There has been a lot of complaining about balance lately. Some of it even came from this blog. However, all complaints about balance come down to one idea: something in the game is too powerful. This is a wrong way to think. It is my opinion that nothing can be too powerful.
I’ll stop for a second to let you clean up the drink you just spat out.
Nothing? Nothing. Not even an invincible model that has a weapon that kills every model within 24″ and cannot be removed from play, even by effects that instantly kill everything? Even that. Here’s why. It’s a nitpicky stupid way to look at it, but I think it works. Nothing is too powerful AS LONG AS YOU PAY THE POINTS FOR IT.
Which begs the question: what IS a point? How do you determine how much a model SHOULD cost? Chances are, you’ve heard another gamer say “Man (insert unit name here) should totally cost (insert integer here) more points per model.” But how did that person come up with that number?
Well, lots of people just make them up. However after being thrashed by Nob Bikers/Missile Wolves/Flying Circus/Whatever enough times, you figure out just how many points on average that unit kills. You then compare that to the actual cost of the unit. On average they should be the same, and if the one is higher (usually MUCH higher in the cases where this much complaining happens) then the unit doesn’t cost enough and is “overpowered.”
But this doesn’t answer the question. What IS a point? It is a mathematical representation of simulated military power. Because it has a fixed value (multiples of one, you can’t have half a point) then ideally on average a unit will “make its points back” plus or minus a bit.
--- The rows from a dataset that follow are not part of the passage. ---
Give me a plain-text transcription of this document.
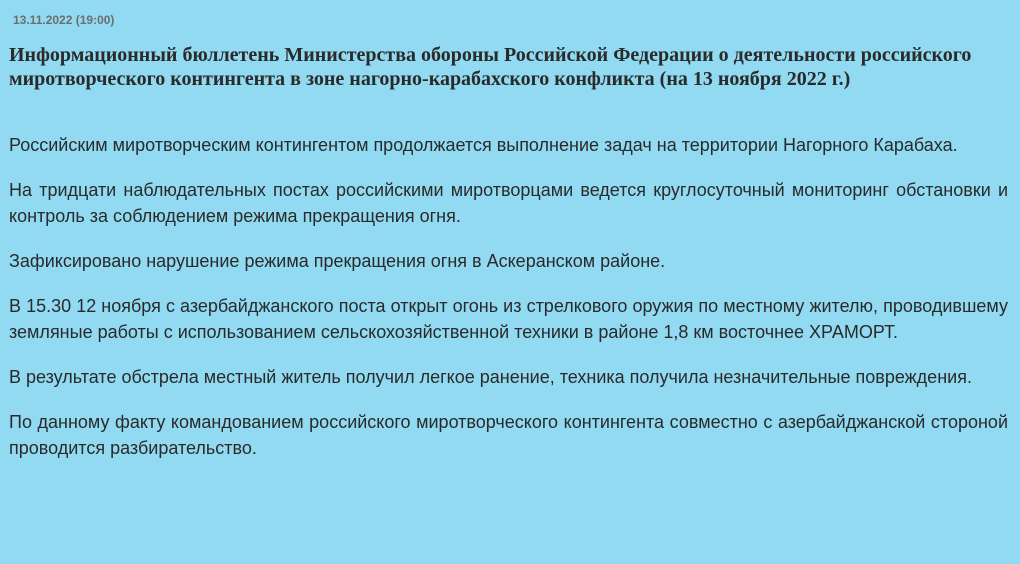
13.11.2022 (19:00)
Информационный бюллетень Министерства обороны Российской Федерации о деятельности российского миротворческого контингента в зоне нагорно-карабахского конфликта (на 13 ноября 2022 г.)

Российским миротворческим контингентом продолжается выполнение задач на территории Нагорного Карабаха.

На тридцати наблюдательных постах российскими миротворцами ведется круглосуточный мониторинг обстановки и контроль за соблюдением режима прекращения огня.

Зафиксировано нарушение режима прекращения огня в Аскеранском районе.

В 15.30 12 ноября с азербайджанского поста открыт огонь из стрелкового оружия по местному жителю, проводившему земляные работы с использованием сельскохозяйственной техники в районе 1,8 км восточнее ХРАМОРТ.

В результате обстрела местный житель получил легкое ранение, техника получила незначительные повреждения.

По данному факту командованием российского миротворческого контингента совместно с азербайджанской стороной проводится разбирательство.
It’s those units that make WAY more than their points back on average that are overpowered or underpointed.
Sadly, once identified there’s not a really good way to fix the problem without an errata from the game company, which are sometimes rare (GW has been good lately, bringing Dark Angels and Black Templars back up to par).
Use statistics to solve all problem!
Points are the same thing as currency in the real world.
You spend points and in return, you get models (or models representing abstract objects…). And like currency, you only spend points where you think it’s “worth it.” That is, you are getting more for your points than you are paying (I pay 100 points for this unit, but I’m able to kill 105 points with it, this is a good deal).
You could probably make a point how GW (and wargames in general) are the perfect example of a command-based economy, as opposed to a free economy, but IMO the short answer to your post is: points are currency.
Disclaimer: I’m really terrible at this game, and army building in general. See my Thousand Sons army that is growing despite all attempts to demonstrate that they’re never going to win a game.